Middlemen and the Black Market
As the crisis deepened in late 2024, the price of a day-old chick rose from about N1,200 to nearly N1,600 within a few months, causing desperate farmers to start relying on middlemen and agents who controlled access to hatcheries.
By early 2025, the shortage had pushed many farmers to the brink, and what previously took two weeks for delivery suddenly stretched into months. Saturday PUNCH gathered that as scarcity intensified, opportunists moved into the market. Agents allegedly began buying large chick allocations directly from hatcheries and reselling them to desperate farmers at outrageous prices.
“Many of us had to start dealing with agents. Some hatcheries demanded 100 per cent payment upfront, yet farmers would still wait four months before receiving chicks. If you booked in August, you might not get chicks until January. At that point, agents began exploiting the crisis. They would buy allocations cheaply and resell them to desperate farmers at inflated prices. Different hatcheries also had different pricing structures depending on the breed.”
Impact on Farmers and Consumers
For Sodiq Okeyode, another poultry farmer in the Ashipa area of Ogun State, the crisis has turned poultry production into a painful gamble. Like many others, he believes middlemen have hijacked the supply chain, leaving genuine farmers without direct access to hatcheries.
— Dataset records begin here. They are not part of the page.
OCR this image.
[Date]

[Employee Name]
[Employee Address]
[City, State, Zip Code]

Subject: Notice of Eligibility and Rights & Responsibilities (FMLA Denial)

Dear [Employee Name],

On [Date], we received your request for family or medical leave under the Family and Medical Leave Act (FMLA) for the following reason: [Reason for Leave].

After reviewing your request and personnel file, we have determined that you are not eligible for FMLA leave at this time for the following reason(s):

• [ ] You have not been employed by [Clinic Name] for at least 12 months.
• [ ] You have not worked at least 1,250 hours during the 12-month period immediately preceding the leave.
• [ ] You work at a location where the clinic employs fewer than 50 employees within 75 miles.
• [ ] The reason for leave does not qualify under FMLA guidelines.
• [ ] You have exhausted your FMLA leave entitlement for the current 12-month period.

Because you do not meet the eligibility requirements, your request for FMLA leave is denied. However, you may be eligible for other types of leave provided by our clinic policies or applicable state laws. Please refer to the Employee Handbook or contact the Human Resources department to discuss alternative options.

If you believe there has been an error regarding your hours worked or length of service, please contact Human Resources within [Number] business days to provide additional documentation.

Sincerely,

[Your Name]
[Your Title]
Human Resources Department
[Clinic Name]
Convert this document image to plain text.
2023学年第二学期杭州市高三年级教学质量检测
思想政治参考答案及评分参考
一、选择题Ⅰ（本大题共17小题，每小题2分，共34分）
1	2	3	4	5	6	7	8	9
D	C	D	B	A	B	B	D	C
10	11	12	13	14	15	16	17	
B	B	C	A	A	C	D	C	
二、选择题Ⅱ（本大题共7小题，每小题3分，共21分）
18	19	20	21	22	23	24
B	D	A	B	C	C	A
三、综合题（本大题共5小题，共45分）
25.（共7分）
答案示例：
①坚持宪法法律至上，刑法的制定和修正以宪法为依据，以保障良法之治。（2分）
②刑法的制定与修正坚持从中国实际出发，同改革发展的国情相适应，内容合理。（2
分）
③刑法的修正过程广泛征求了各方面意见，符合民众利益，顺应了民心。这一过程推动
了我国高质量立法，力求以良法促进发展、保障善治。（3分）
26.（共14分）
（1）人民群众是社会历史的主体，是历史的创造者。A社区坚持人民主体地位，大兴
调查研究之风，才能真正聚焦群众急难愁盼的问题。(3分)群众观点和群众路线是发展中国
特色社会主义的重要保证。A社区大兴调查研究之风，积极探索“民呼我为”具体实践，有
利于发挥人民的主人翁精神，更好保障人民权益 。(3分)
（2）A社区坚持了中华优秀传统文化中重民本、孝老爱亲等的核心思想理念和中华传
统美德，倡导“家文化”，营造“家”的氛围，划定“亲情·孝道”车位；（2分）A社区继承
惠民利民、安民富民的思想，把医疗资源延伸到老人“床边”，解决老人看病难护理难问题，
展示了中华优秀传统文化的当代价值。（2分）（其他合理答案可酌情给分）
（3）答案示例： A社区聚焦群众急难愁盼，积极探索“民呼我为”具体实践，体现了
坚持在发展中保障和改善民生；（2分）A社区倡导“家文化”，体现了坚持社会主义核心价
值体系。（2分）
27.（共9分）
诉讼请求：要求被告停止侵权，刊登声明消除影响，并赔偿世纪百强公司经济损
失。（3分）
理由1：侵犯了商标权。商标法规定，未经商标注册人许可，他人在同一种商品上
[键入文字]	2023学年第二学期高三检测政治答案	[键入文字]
According to him, some buyers purchase large quantities directly from hatcheries and resell them at inflated prices, leaving real farmers stranded. “Things are no longer as easy as they used to be. Before now, once you made payment, you could receive your chicks within two weeks. But currently, it is very difficult for farmers to get day-old chicks directly from hatcheries.”
Structural Challenges and Economic Factors
A technical director at a hatchery in Oyo State, Mr Kunle Ogunwomoju, blamed the lingering scarcity and rising cost of day-old chicks on the economic disruptions triggered by the 2023 cash crunch, fuel subsidy removal, and foreign exchange reforms. According to him, the policies severely destabilised poultry production nationwide.
He explained that the cashless policy introduced by the Central Bank of Nigeria disrupted supply chains across the poultry sector, while the removal of fuel subsidy and the unification of the foreign exchange market increased production costs and affected the importation of grandparent stock used by hatcheries.
Government and Stakeholder Responses
Despite the challenges, stakeholders are calling for urgent interventions. The Ogun State Chairman of the Poultry Association of Nigeria, Yinka Lawal, identified insecurity in farming communities, transportation challenges, reduced hatchery capacity, and rising demand for poultry products as major contributors to the widening gap between supply and demand for chicks nationwide.
He called for affordable access to feed ingredients, foreign exchange support for critical inputs, low-interest financing, improved electricity supply, and targeted recovery support for poultry businesses.
The Broader Implications
Poultry remains a critical sector for Nigeria’s food security, supplying high-quality protein through meat and eggs while creating employment opportunities for millions of Nigerians. However, the current crisis threatens to push this essential source of protein beyond the reach of ordinary citizens.
As the industry struggles to recover, the need for coordinated efforts between government agencies and stakeholders becomes more pressing. Only through sustained support and strategic interventions can the poultry sector regain its stability and continue to meet the nutritional needs of the Nigerian population.